Einen weiten Gestaltungsspielraum der Mitgliedsstaaten bei der Gewährung von Ermessensleistungen an Schwerbehinderte und Begrenzung auf die eigenen Staatsangehörigen erkennt auch der EuGH an (Urteil vom 16.09.2015 – C-433/13 Rn. 68 ff.).
Zur Folgenabwägung ist noch auf Folgendes hinzuweisen: Der Antragsgegner macht zu Recht darauf aufmerksam, dass die Bedeutung des Anordnungsgrundes gering zu achten ist. Bei Erfolg in der Hauptsache kann die Antragstellerin ihre Arbeit in der Werkstatt für Behinderte Menschen ohne Nachteile aufnehmen. Die Arbeit dient nicht ihrer materiellen Existenzsicherung.
Auch der Antrag auf Bewilligung von Prozesskostenhilfe ist unbegründet. Hinreichende Erfolgsaussichten bestehen nicht.
Eine Partei, die nach ihren persönlichen und wirtschaftlichen Verhältnissen die Kosten der Prozessführung nicht, nur zum Teil oder nur in Raten aufbringen kann, erhält auf Antrag Prozesskostenhilfe, wenn die beabsichtigte Rechtsverfolgung oder Rechtsverteidigung hinreichende Aussicht auf Erfolg bietet und nicht mutwillig erscheint (§ 114 ZPO).
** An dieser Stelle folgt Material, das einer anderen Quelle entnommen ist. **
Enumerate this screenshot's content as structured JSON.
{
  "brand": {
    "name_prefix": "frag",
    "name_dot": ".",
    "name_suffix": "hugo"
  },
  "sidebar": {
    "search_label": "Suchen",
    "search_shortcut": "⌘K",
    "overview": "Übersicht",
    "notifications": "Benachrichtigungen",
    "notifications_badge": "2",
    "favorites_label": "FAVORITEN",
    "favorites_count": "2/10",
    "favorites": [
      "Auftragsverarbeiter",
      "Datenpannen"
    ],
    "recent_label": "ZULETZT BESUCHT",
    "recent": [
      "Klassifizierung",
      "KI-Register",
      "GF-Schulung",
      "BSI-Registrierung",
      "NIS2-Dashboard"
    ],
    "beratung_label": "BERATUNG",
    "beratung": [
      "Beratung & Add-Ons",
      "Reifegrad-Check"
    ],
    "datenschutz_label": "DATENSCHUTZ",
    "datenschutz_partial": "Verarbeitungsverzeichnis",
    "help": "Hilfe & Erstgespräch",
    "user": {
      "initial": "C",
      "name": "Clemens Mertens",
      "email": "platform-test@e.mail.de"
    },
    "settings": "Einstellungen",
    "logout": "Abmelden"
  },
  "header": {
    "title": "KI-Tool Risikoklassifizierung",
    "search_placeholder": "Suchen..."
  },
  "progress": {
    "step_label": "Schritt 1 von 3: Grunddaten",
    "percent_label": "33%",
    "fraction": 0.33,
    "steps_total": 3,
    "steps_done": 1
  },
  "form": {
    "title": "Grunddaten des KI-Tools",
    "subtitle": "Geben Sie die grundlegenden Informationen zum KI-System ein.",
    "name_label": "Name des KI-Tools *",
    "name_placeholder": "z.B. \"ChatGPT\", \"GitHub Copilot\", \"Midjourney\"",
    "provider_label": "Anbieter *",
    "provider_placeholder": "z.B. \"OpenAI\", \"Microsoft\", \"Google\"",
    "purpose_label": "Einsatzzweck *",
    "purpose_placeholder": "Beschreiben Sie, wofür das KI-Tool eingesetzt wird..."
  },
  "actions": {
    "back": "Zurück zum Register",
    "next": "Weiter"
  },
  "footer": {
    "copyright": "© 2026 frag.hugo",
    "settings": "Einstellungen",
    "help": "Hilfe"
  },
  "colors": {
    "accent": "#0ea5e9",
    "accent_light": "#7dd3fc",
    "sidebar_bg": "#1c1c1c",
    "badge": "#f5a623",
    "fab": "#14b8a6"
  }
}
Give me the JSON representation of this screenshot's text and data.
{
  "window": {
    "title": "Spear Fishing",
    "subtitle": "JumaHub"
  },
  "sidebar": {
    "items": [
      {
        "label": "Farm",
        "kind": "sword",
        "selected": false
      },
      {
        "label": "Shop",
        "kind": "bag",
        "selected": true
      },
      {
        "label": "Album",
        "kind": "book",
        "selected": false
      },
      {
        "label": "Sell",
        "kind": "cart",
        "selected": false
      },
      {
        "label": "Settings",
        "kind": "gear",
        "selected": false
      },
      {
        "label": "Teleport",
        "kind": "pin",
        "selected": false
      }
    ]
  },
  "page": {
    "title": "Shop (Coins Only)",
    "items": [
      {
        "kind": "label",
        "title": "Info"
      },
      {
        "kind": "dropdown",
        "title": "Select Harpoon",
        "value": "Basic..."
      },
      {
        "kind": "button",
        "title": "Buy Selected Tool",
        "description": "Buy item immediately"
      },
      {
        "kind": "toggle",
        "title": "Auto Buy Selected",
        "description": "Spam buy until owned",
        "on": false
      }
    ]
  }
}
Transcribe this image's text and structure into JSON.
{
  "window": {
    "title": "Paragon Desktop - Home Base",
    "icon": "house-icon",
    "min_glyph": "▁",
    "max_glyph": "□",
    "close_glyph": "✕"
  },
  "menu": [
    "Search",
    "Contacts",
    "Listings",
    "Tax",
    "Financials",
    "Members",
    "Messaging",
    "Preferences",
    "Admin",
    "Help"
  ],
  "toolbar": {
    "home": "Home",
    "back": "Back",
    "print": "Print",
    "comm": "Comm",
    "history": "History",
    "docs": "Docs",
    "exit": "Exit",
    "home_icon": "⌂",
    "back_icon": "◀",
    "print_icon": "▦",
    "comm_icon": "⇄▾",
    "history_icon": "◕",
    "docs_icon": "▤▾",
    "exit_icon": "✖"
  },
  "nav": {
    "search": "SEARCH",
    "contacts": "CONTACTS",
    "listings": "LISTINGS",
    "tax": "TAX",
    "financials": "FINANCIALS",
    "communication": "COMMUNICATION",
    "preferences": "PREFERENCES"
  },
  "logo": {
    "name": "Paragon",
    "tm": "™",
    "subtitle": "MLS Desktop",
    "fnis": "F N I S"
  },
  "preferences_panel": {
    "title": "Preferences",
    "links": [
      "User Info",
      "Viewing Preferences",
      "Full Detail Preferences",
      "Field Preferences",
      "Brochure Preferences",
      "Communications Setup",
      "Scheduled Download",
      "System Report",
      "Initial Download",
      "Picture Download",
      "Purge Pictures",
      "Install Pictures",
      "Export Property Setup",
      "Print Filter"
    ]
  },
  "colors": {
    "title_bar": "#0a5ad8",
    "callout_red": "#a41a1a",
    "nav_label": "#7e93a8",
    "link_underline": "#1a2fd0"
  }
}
„Bei der Prüfung der hinreichenden Aussicht auf Erfolg im Rahmen der Prozesskostenhilfe erfolgt nur eine vorläufige Prüfung. Dabei ist der verfassungsrechtlich gezogene Rahmen (Art. 3 Abs. 1, 20 Abs. 3, 19 Abs. 4 Grundgesetz) zu beachten, deshalb dürfen keine überspannten Anforderungen gestellt werden . . . Eine hinreichende Erfolgsaussicht ist anzunehmen, wenn das Gericht den Rechtsstandpunkt des Klägers aufgrund der Sachverhaltsschilderung und der vorliegenden Unterlagen für zutreffend oder zumindest für vertretbar hält und in tatsächlicher Hinsicht von der Möglichkeit der Beweisführung überzeugt ist . . . beziehungsweise wenn die Erfolgsaussicht nur eine entfernte ist“ (Bayer. Landessozialgericht, Beschluss vom 12.04.2013, L 18 AY 3/13 B ER, m. N.).
Eine so verstandene hinreichende Erfolgsaussicht besteht nicht, wie sich aus vorstehender Begründung ergibt. Insbesondere ist der Sachverhalt durch das ausländerrechtlich sachnähere Verwaltungsgericht und das Sozialgericht Bayreuth hinreichend aufgeklärt und bewertet worden.
Die Kostenentscheidung beruht auf § 193 SGG analog.